About this EBV and Multiple Sclerosis research news
Author: Tim Mayo
Source: University of Birmingham
Contact: Tim Mayo – University of Birmingham
Image: The image is credited to Neuroscience News
Original Research: Open access.
“3 Heightened Epstein-Barr virus immunity and potential cross-reactivities in multiple sclerosis” by Graham Taylor et al. PLOS Pathogens
Abstract
3 Heightened Epstein-Barr virus immunity and potential cross-reactivities in multiple sclerosis
Background
Epstein-Barr virus (EBV) is a likely prerequisite for multiple sclerosis (MS) but the underlying mechanisms are unknown. We investigated antibody and T cell responses to EBV in persons with MS (pwMS), healthy EBV-seropositive controls (HC) and post-infectious mononucleosis (POST-IM) individuals up to 6 months after disease resolution. The ability of EBV-specific T cell responses to target antigens from the central nervous system (CNS) was also investigated.
Methods
Untreated persons with relapsing-remitting MS, POST-IM individuals and HC were, as far as possible, matched for gender, age and HLA-DRB1*15:01. EBV load was determined by qPCR, and IgG responses to key EBV antigens were determined by ELISA, immunofluorescence and Western blot, and tetanus toxoid antibody responses by multiplex bead array. EBV-specific T cell responses were determined ex vivo by intracellular cytokine staining (ICS) and cross-reactivity of in vitro-expanded responses probed against 9 novel Modified Vaccinia Ankara (MVA) viruses expressing candidate CNS autoantigens.
Results
EBV load in peripheral blood mononuclear cells (PBMC) was unchanged in pwMS compared to HC. Serologically, while tetanus toxoid responses were unchanged between groups, IgG responses to EBNA1 and virus capsid antigen (VCA) were significantly elevated (EBNA1 p = 0.0079, VCA p = 0.0298) but, importantly, IgG responses to EBNA2 and the EBNA3 family antigens were also more frequently detected in pwMS (EBNA2 p = 0.042 and EBNA3 p = 0.005).

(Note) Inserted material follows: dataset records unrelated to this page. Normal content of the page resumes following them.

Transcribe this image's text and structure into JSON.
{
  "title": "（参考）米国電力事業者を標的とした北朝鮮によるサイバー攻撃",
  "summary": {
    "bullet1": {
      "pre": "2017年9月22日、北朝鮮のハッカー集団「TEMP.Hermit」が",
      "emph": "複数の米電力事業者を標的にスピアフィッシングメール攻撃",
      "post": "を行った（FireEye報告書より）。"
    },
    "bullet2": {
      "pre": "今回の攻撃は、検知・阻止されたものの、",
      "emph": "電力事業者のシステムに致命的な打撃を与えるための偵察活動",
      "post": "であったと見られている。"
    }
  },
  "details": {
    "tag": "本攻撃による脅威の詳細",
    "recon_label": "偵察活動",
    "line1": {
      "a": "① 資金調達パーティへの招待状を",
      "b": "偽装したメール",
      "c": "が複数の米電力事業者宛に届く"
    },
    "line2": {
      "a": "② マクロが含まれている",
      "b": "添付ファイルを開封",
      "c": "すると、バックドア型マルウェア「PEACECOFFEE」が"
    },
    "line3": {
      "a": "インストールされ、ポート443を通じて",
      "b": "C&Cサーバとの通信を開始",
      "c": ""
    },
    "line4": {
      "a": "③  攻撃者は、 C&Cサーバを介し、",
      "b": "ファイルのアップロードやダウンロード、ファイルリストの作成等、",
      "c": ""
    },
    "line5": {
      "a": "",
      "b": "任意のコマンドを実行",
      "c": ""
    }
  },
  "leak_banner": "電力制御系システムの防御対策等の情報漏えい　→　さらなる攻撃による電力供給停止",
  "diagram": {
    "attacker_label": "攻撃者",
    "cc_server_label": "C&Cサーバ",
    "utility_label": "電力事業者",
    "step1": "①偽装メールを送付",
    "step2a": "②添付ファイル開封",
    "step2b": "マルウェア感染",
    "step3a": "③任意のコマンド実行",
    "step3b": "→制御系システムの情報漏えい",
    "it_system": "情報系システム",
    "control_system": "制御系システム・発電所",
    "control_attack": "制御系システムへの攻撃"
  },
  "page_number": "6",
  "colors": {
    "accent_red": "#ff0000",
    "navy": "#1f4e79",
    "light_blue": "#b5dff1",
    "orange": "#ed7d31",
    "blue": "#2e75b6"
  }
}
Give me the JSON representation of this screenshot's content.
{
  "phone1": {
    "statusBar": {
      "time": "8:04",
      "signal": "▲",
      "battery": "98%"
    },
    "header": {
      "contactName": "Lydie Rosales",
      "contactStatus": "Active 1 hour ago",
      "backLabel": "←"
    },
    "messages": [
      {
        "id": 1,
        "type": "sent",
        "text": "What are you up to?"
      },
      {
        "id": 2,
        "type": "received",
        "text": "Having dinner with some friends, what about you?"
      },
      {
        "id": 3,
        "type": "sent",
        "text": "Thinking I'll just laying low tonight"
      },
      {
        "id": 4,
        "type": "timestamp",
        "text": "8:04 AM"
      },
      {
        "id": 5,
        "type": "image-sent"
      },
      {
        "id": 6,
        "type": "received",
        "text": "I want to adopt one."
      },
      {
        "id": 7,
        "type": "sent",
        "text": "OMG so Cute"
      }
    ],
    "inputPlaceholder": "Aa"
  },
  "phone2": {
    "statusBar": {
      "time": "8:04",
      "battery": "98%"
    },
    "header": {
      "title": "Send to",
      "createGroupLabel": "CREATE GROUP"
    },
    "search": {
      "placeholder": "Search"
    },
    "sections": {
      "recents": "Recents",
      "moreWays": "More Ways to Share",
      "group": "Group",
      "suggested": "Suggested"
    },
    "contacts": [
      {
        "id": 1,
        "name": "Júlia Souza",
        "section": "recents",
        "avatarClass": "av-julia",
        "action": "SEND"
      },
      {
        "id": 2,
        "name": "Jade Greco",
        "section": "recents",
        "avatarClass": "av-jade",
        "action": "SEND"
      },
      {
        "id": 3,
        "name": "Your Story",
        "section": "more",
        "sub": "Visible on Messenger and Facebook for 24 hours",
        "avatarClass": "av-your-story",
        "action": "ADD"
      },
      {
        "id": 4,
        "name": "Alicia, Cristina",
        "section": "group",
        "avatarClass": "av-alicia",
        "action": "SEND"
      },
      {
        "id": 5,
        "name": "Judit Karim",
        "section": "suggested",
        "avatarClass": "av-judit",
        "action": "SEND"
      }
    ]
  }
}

In ex vivo assays, T cell responses to autologous EBV-transformed B cells and to EBNA1 were largely unchanged numerically, but significantly increased IL-2 production was observed in response to certain stimuli in pwMS. EBV-specific polyclonal T cell lines from both MS and HC showed high levels of autoantigen recognition by ICS, and several neuronal proteins emerged as common targets including MOG, MBP, PLP and MOBP.
Discussion
Elevated serum EBV-specific antibody responses in the MS group were found to extend beyond EBNA1, suggesting a larger dysregulation of EBV-specific antibody responses than previously recognised. Differences in T cell responses to EBV were more difficult to discern, however stimulating EBV-expanded polyclonal T cell lines with 9 candidate CNS autoantigens revealed a high level of autoreactivity and indicate a far-reaching ability of the virus-induced T cell compartment to damage the CNS.